A tão esperada medida de tarifas de 50% sobre produtos brasileiros por Donald Trump entra em vigor nesta quarta-feira (6). O aumento imbatível representa um acréscimo de 40% sobre os 10% já existentes, justificado pelo governo dos Estados Unidos como uma resposta a ações que considera uma ameaça extraordinária à segurança e à política externa americana.
A nova lista de produtos tarifados exclui cerca de 700 itens, incluindo suco de laranja, combustíveis, aeronaves civis e veículos.
O governo Trump também anunciou novas sanções visando as práticas jurídicas no Brasil, especificamente direcionadas ao ministro Alexandre de Moraes do Supremo Tribunal Federal (STF). O governo os acusa de perseguir opositores políticos do presidente Luiz Inácio Lula da Silva, impondo sanções a empresas norte-americanas que não obedecem a ordens judiciais brasileiras.
O documento oficial afirma que Trump está ‘protegendo cidadãos americanos contra perseguições políticas’ e que o Supremo Tribunal teria exercido uma forma de censura aos interesses dos EUA.
Como resposta a essas alegações, o governo dos EUA bloqueou vistos dos ministros da Suprema Corte Brasileira, incluindo Moraes, Zanin, Barroso, entre outros.

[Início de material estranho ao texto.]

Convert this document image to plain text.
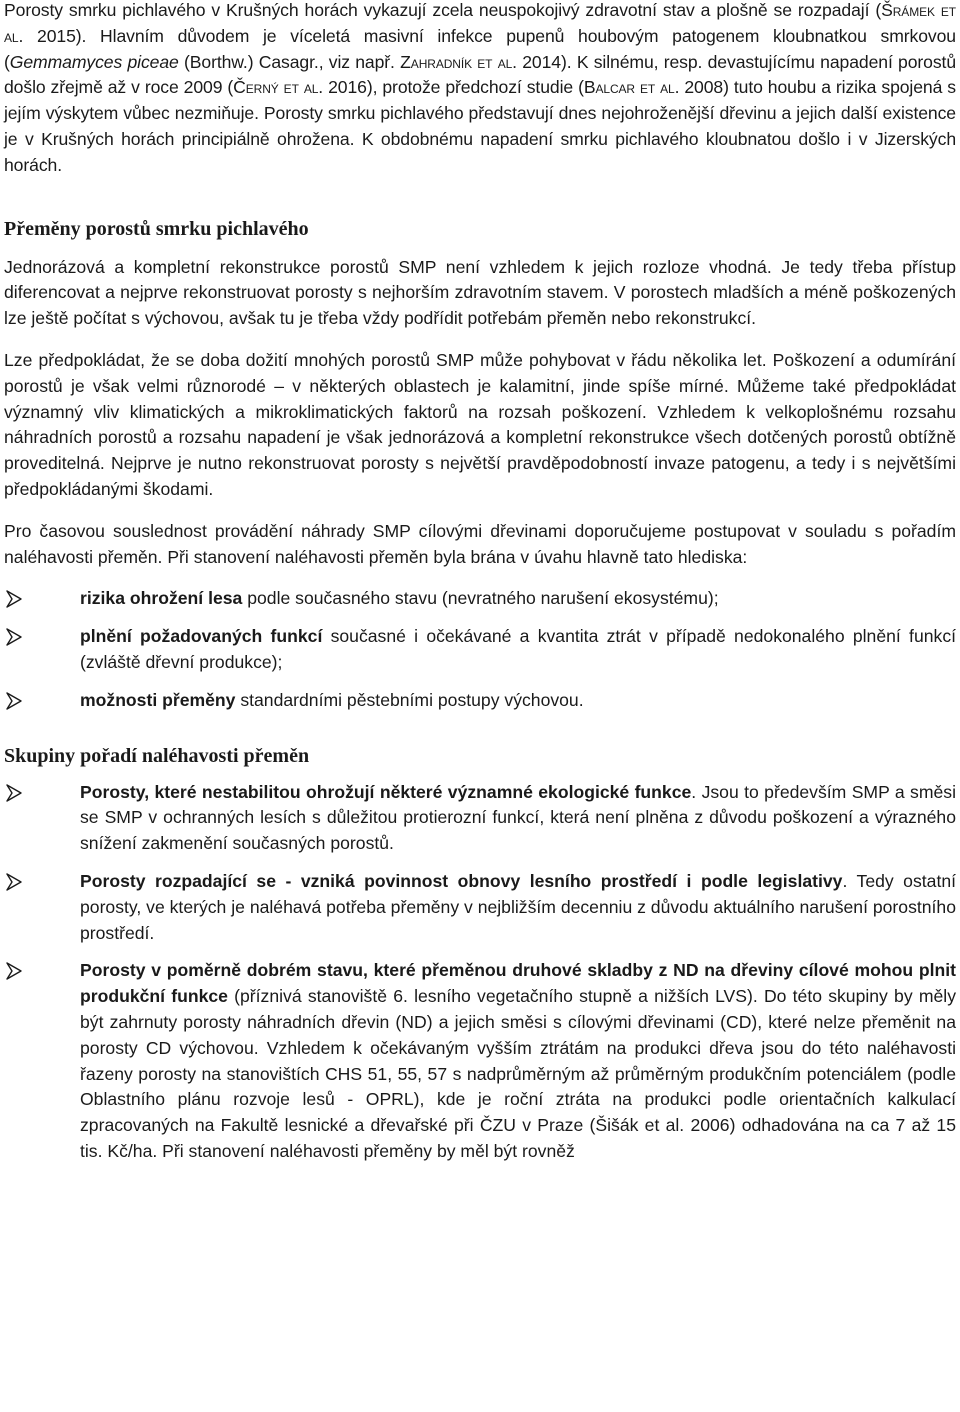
Porosty smrku pichlavého v Krušných horách vykazují zcela neuspokojivý zdravotní stav a plošně se rozpadají (Šrámek et al. 2015). Hlavním důvodem je víceletá masivní infekce pupenů houbovým patogenem kloubnatkou smrkovou (Gemmamyces piceae (Borthw.) Casagr., viz např. Zahradník et al. 2014). K silnému, resp. devastujícímu napadení porostů došlo zřejmě až v roce 2009 (Černý et al. 2016), protože předchozí studie (Balcar et al. 2008) tuto houbu a rizika spojená s jejím výskytem vůbec nezmiňuje. Porosty smrku pichlavého představují dnes nejohroženější dřevinu a jejich další existence je v Krušných horách principiálně ohrožena. K obdobnému napadení smrku pichlavého kloubnatou došlo i v Jizerských horách.

Přeměny porostů smrku pichlavého

Jednorázová a kompletní rekonstrukce porostů SMP není vzhledem k jejich rozloze vhodná. Je tedy třeba přístup diferencovat a nejprve rekonstruovat porosty s nejhorším zdravotním stavem. V porostech mladších a méně poškozených lze ještě počítat s výchovou, avšak tu je třeba vždy podřídit potřebám přeměn nebo rekonstrukcí.

Lze předpokládat, že se doba dožití mnohých porostů SMP může pohybovat v řádu několika let. Poškození a odumírání porostů je však velmi různorodé – v některých oblastech je kalamitní, jinde spíše mírné. Můžeme také předpokládat významný vliv klimatických a mikroklimatických faktorů na rozsah poškození. Vzhledem k velkoplošnému rozsahu náhradních porostů a rozsahu napadení je však jednorázová a kompletní rekonstrukce všech dotčených porostů obtížně proveditelná. Nejprve je nutno rekonstruovat porosty s největší pravděpodobností invaze patogenu, a tedy i s největšími předpokládanými škodami.

Pro časovou souslednost provádění náhrady SMP cílovými dřevinami doporučujeme postupovat v souladu s pořadím naléhavosti přeměn. Při stanovení naléhavosti přeměn byla brána v úvahu hlavně tato hlediska:

rizika ohrožení lesa podle současného stavu (nevratného narušení ekosystému);
plnění požadovaných funkcí současné i očekávané a kvantita ztrát v případě nedokonalého plnění funkcí (zvláště dřevní produkce);
možnosti přeměny standardními pěstebními postupy výchovou.
Skupiny pořadí naléhavosti přeměn
Porosty, které nestabilitou ohrožují některé významné ekologické funkce. Jsou to především SMP a směsi se SMP v ochranných lesích s důležitou protierozní funkcí, která není plněna z důvodu poškození a výrazného snížení zakmenění současných porostů.
Porosty rozpadající se - vzniká povinnost obnovy lesního prostředí i podle legislativy. Tedy ostatní porosty, ve kterých je naléhavá potřeba přeměny v nejbližším decenniu z důvodu aktuálního narušení porostního prostředí.
Porosty v poměrně dobrém stavu, které přeměnou druhové skladby z ND na dřeviny cílové mohou plnit produkční funkce (příznivá stanoviště 6. lesního vegetačního stupně a nižších LVS). Do této skupiny by měly být zahrnuty porosty náhradních dřevin (ND) a jejich směsi s cílovými dřevinami (CD), které nelze přeměnit na porosty CD výchovou. Vzhledem k očekávaným vyšším ztrátám na produkci dřeva jsou do této naléhavosti řazeny porosty na stanovištích CHS 51, 55, 57 s nadprůměrným až průměrným produkčním potenciálem (podle Oblastního plánu rozvoje lesů - OPRL), kde je roční ztráta na produkci podle orientačních kalkulací zpracovaných na Fakultě lesnické a dřevařské při ČZU v Praze (Šišák et al. 2006) odhadována na ca 7 až 15 tis. Kč/ha. Při stanovení naléhavosti přeměny by měl být rovněž
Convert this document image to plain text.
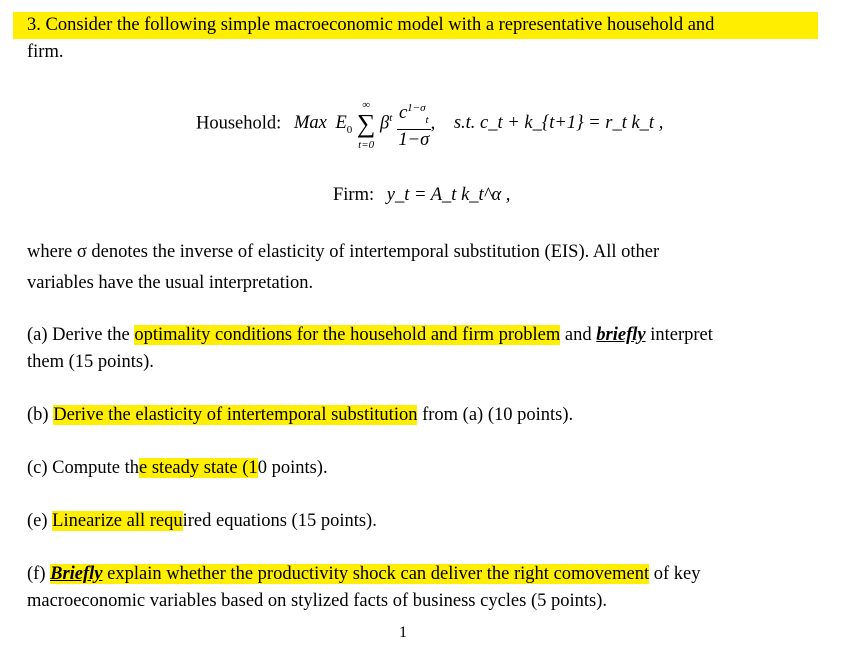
3. Consider the following simple macroeconomic model with a representative household and
firm.
Household: Max $E_0$ ∞
∑
t=0 $\beta^t \frac{c^{1-\sigma}_t}{1-\sigma}$ , s.t. c_t + k_{t+1} = r_t k_t ,
Firm: y_t = A_t k_t^α ,
where σ denotes the inverse of elasticity of intertemporal substitution (EIS). All other
variables have the usual interpretation.
(a) Derive the optimality conditions for the household and firm problem and briefly interpret
them (15 points).
(b) Derive the elasticity of intertemporal substitution from (a) (10 points).
(c) Compute the steady state (10 points).
(e) Linearize all required equations (15 points).
(f) Briefly explain whether the productivity shock can deliver the right comovement of key
macroeconomic variables based on stylized facts of business cycles (5 points).
1
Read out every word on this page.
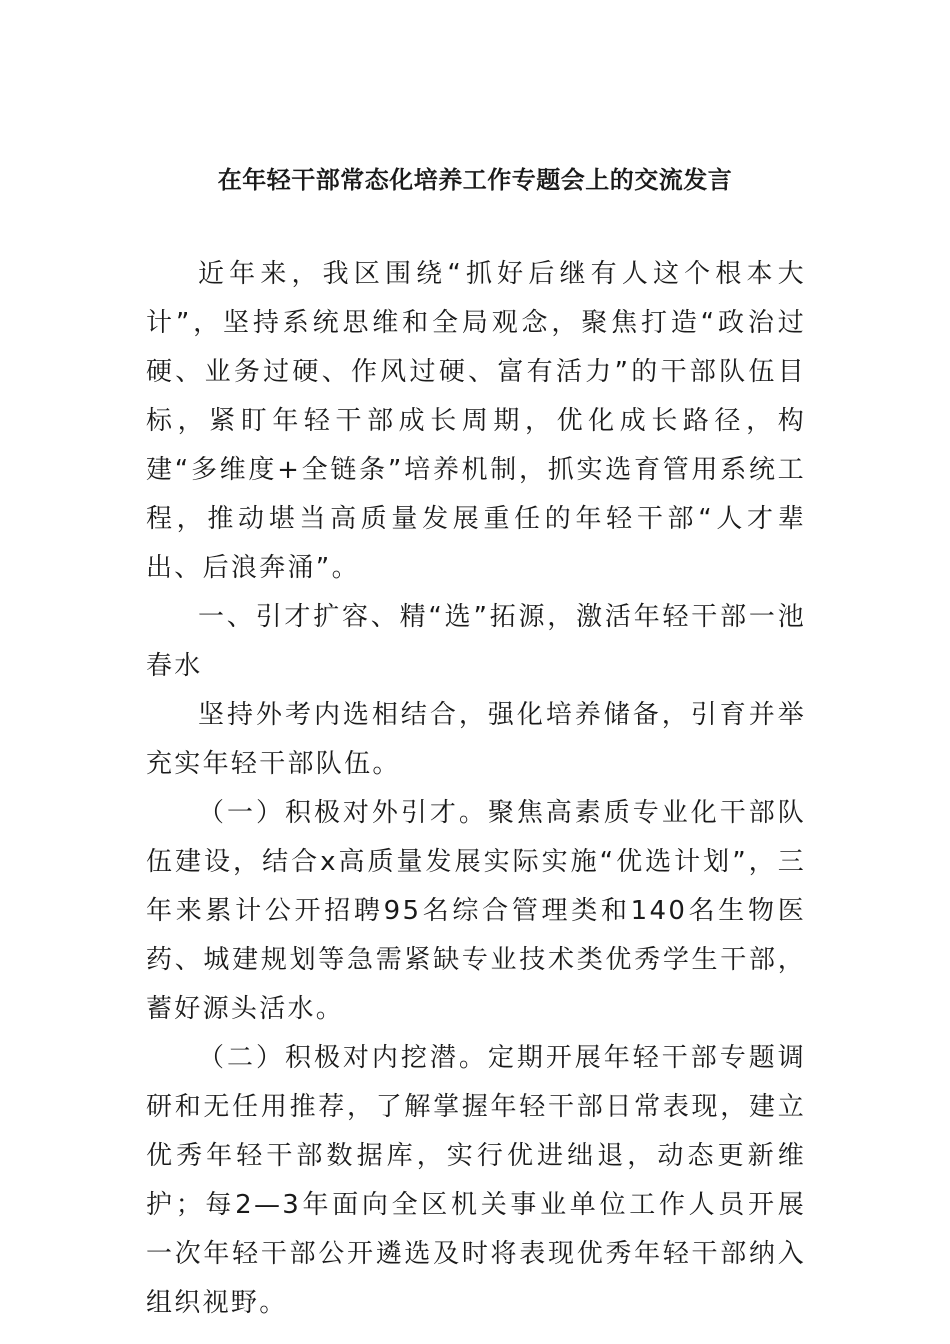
在年轻干部常态化培养工作专题会上的交流发言

近年来，我区围绕“抓好后继有人这个根本大计”，坚持系统思维和全局观念，聚焦打造“政治过硬、业务过硬、作风过硬、富有活力”的干部队伍目标，紧盯年轻干部成长周期，优化成长路径，构建“多维度+全链条”培养机制，抓实选育管用系统工程，推动堪当高质量发展重任的年轻干部“人才辈出、后浪奔涌”。

一、引才扩容、精“选”拓源，激活年轻干部一池春水

坚持外考内选相结合，强化培养储备，引育并举充实年轻干部队伍。

（一）积极对外引才。聚焦高素质专业化干部队伍建设，结合x高质量发展实际实施“优选计划”，三年来累计公开招聘95名综合管理类和140名生物医药、城建规划等急需紧缺专业技术类优秀学生干部，蓄好源头活水。

（二）积极对内挖潜。定期开展年轻干部专题调研和无任用推荐，了解掌握年轻干部日常表现，建立优秀年轻干部数据库，实行优进绌退，动态更新维护；每2—3年面向全区机关事业单位工作人员开展一次年轻干部公开遴选及时将表现优秀年轻干部纳入组织视野。
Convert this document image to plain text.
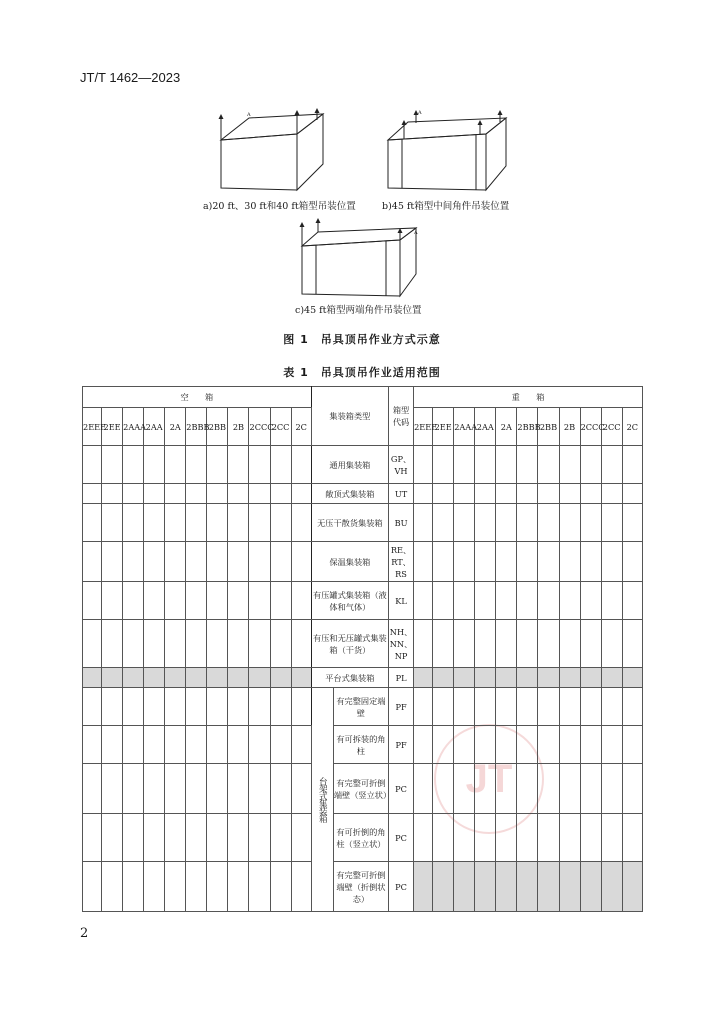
JT/T 1462—2023
A
a)20 ft、30 ft和40 ft箱型吊装位置
A
b)45 ft箱型中间角件吊装位置
A
c)45 ft箱型两端角件吊装位置
图 1　吊具顶吊作业方式示意
表 1　吊具顶吊作业适用范围
JT
空　　箱											集装箱类型		箱型代码	重　　箱										
2EEE	2EE	2AAA	2AA	2A	2BBB	2BB	2B	2CCC	2CC	2C				2EEE	2EE	2AAA	2AA	2A	2BBB	2BB	2B	2CCC	2CC	2C
											通用集装箱		GP、VH											
											敞顶式集装箱		UT											
											无压干散货集装箱		BU											
											保温集装箱		RE、RT、RS											
											有压罐式集装箱（液体和气体）		KL											
											有压和无压罐式集装箱（干货）		NH、NN、NP											
											平台式集装箱		PL											
											台架式集装箱	有完整固定端壁	PF											
												有可拆装的角柱	PF											
												有完整可折倒端壁（竖立状）	PC											
												有可折倒的角柱（竖立状）	PC											
												有完整可折倒端壁（折倒状态）	PC											
2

Ainda que o Palácio do Planalto tenha tentado negociar com o governo Trump, as conversações estão estagnadas. Lula afirmou que pretende contatar Trump, mas prefere discutir apenas as tarifas, evitando implicações políticas. O presidente brasileiro ressalta a importância de preservar a soberania do Brasil.
Para mitigar os efeitos das tarifas sobre as empresas brasileiras, Lula estuda um plano de contingência, enquanto seus auxiliares sugerem que a comunicação com Trump deve ser bem coordenada para evitar complicações nas tratativas.
O ministro da Fazenda, Fernando Haddad, irá se reunir com o secretário do Tesouro norte-americano, Scott Bessent, com o objetivo de preparar uma conversa entre Lula e Trump e, assim, buscar uma resolução diplomática para minimizar os danos causados por essa nova situação.